For Snowball. impact reporting is not just about accountability but should provide insights to improve impact delivery over time. We want to be confident that our managers understand and analyse the impact data and. ultimately, use it to inform decision making.
Q. How is this different when you're acting as a GP?
A. As a GP, our organisation is built around the impact we aim to deliver. At Snowball, impact drives decision-making at all levels, and all our assets are invested for impact. As a result, we are backed by not-for-profit founding investors, our mission is written into our articles of association and we are a certified B-Corporation, (We're proud to score in the top 5% of B Corps for our governance structure.)
As an organisation, we should practice what we preach - and we have recently commissioned an impact report by an independent third party which includes a review of our impact process.
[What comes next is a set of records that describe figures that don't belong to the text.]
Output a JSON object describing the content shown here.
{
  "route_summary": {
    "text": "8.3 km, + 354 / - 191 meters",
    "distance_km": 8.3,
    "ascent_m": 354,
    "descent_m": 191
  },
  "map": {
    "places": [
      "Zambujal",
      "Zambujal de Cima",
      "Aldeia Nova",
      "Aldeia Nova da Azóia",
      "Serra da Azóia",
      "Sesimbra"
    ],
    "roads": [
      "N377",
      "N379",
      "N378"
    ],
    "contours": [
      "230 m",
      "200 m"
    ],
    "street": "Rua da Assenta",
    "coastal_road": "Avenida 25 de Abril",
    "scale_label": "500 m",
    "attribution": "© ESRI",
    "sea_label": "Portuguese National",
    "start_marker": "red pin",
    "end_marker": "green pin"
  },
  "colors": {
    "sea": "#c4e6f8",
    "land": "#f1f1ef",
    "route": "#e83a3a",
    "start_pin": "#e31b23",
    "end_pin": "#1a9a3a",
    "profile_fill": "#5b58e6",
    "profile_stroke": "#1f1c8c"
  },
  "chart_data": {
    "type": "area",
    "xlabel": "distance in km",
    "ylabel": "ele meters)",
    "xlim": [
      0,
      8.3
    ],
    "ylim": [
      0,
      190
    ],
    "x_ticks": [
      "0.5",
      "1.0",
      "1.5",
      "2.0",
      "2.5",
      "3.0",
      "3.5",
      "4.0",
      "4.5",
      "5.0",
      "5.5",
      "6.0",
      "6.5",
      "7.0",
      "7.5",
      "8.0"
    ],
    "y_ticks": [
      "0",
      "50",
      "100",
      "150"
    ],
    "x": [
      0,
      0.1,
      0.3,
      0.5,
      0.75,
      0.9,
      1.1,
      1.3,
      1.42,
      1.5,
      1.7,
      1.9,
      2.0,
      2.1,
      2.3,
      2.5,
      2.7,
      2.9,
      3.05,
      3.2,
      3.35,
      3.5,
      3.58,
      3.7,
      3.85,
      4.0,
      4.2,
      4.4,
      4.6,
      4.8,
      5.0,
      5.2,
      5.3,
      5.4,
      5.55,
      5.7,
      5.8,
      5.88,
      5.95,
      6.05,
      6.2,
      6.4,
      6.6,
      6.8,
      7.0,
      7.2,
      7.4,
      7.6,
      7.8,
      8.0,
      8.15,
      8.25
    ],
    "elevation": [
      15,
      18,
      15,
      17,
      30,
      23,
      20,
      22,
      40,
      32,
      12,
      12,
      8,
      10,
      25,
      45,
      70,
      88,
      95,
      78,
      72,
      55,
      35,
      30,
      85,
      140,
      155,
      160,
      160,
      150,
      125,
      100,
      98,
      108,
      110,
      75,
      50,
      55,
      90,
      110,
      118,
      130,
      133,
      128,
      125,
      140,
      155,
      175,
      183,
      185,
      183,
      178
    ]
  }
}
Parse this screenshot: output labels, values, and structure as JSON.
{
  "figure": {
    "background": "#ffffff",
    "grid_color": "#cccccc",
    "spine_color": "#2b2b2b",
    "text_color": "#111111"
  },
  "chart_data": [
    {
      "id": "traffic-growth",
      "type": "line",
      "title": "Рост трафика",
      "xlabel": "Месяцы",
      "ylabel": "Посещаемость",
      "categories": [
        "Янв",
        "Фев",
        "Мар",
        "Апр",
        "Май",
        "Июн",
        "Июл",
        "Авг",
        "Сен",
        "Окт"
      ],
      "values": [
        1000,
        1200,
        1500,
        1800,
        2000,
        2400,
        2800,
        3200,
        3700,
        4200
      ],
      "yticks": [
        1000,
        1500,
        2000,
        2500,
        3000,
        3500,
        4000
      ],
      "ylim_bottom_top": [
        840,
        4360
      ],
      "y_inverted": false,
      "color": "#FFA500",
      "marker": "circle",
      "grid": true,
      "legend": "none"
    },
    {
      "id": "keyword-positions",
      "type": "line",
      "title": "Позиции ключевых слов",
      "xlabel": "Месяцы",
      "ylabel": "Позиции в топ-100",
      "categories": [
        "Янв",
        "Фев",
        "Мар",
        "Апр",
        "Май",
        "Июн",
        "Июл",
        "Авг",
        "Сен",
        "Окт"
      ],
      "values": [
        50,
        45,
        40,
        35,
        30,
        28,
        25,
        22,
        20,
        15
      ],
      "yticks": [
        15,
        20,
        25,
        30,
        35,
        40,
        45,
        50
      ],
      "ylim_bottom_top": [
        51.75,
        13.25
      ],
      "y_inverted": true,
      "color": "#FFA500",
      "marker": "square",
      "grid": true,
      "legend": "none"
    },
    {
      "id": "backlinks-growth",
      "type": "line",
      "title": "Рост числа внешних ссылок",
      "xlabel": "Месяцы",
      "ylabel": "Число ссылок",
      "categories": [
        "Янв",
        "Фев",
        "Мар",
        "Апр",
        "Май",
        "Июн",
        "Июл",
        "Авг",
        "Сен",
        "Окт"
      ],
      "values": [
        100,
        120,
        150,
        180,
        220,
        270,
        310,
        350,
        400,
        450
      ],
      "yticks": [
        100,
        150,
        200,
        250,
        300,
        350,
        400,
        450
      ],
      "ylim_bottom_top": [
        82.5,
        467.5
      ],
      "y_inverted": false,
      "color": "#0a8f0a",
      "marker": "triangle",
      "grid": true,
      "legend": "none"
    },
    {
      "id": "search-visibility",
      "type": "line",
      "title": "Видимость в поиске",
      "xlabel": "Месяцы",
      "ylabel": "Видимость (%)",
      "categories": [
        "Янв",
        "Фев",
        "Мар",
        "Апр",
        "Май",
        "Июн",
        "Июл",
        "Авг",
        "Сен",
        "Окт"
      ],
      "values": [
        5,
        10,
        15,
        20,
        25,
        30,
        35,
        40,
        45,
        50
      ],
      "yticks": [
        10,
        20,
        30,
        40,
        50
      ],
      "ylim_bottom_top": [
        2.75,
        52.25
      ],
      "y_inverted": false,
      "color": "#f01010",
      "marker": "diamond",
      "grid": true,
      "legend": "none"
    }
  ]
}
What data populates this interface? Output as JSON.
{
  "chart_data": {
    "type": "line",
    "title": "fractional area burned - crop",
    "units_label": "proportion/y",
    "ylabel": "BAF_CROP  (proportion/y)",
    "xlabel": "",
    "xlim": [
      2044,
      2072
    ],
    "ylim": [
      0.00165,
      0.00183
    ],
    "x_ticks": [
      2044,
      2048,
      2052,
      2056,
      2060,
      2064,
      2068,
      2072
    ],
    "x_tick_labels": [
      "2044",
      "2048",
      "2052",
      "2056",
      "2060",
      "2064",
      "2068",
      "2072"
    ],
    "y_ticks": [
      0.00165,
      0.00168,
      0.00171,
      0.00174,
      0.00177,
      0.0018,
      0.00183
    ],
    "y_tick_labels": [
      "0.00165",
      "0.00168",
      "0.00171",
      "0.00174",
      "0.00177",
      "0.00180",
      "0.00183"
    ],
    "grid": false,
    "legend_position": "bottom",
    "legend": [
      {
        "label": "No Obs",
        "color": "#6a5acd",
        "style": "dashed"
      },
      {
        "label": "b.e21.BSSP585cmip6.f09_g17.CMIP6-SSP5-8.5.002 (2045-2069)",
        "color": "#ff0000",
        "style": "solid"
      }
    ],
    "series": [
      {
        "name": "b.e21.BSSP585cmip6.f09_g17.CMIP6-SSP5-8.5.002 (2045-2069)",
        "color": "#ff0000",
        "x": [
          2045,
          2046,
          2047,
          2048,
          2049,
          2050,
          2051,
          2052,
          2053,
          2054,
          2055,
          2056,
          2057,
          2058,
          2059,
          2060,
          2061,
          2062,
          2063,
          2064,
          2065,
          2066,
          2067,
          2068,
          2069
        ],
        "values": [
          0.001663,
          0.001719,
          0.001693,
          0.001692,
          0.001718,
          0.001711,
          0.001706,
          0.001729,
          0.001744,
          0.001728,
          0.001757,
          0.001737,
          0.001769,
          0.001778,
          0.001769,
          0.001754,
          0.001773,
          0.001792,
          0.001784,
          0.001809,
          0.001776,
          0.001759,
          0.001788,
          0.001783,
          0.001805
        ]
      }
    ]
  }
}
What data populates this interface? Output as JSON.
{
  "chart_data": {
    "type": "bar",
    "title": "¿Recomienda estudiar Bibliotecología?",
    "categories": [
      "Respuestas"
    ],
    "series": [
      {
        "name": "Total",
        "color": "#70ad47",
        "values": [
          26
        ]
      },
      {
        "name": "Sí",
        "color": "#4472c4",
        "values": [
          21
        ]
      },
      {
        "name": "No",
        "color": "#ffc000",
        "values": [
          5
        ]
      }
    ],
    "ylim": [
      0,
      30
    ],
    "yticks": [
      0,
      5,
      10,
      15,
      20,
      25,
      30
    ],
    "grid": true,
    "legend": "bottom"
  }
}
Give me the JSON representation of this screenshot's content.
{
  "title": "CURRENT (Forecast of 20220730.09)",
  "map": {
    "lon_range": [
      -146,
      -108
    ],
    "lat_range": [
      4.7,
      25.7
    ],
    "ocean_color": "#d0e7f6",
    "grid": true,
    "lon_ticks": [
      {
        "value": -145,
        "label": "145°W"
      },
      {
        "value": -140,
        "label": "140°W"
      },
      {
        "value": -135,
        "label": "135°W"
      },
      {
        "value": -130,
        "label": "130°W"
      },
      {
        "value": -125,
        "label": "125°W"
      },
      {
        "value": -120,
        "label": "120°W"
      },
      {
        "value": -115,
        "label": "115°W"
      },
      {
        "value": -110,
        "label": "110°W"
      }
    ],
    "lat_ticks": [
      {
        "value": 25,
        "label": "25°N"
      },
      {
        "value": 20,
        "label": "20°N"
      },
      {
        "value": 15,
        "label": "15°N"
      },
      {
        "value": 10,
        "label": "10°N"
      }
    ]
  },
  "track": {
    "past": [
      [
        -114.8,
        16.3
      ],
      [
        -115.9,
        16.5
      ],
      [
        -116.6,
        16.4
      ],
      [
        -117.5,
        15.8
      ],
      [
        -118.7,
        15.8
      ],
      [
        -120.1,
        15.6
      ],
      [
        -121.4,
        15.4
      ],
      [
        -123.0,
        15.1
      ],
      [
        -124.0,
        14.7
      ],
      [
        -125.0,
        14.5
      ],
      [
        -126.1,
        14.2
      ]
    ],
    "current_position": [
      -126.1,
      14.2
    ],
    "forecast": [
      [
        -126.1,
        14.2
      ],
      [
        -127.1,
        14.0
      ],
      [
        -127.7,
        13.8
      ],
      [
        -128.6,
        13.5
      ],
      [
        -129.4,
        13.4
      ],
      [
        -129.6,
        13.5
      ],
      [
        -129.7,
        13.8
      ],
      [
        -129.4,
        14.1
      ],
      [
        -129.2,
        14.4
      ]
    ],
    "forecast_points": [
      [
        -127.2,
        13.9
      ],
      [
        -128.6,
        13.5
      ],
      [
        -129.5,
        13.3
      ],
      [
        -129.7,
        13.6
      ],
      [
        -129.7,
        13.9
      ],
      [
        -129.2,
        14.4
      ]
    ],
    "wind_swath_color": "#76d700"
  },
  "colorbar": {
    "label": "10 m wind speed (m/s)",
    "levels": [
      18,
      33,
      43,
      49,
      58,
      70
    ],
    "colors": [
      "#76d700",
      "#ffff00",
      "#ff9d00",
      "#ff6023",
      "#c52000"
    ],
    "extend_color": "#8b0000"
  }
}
We will publish the findings that we believe are an important signal to the market that Snowball is modelling the type of behaviours around external verification we would like to see from our fund managers.
Q. How have you seen the private equity market evolve in 2022?
A. We have seen so much capital flowing into private equity recently - and the impact ecosystem is growing all the time. This is really encouraging and such a contrast even to five years ago.
Some sectors - Climate Tech and Sustainable Food, to name just two present real impact and return opportunities, but we also need to tread cautiously as some valuations are stretched right now.
It is a truism that venture investing is all about picking the best managers - and the data shows this is even more pronounced for impact funds. We're lucky that we have relationships with the best managers, and. as values aligned investors, they're always keen to find space for us in their funds.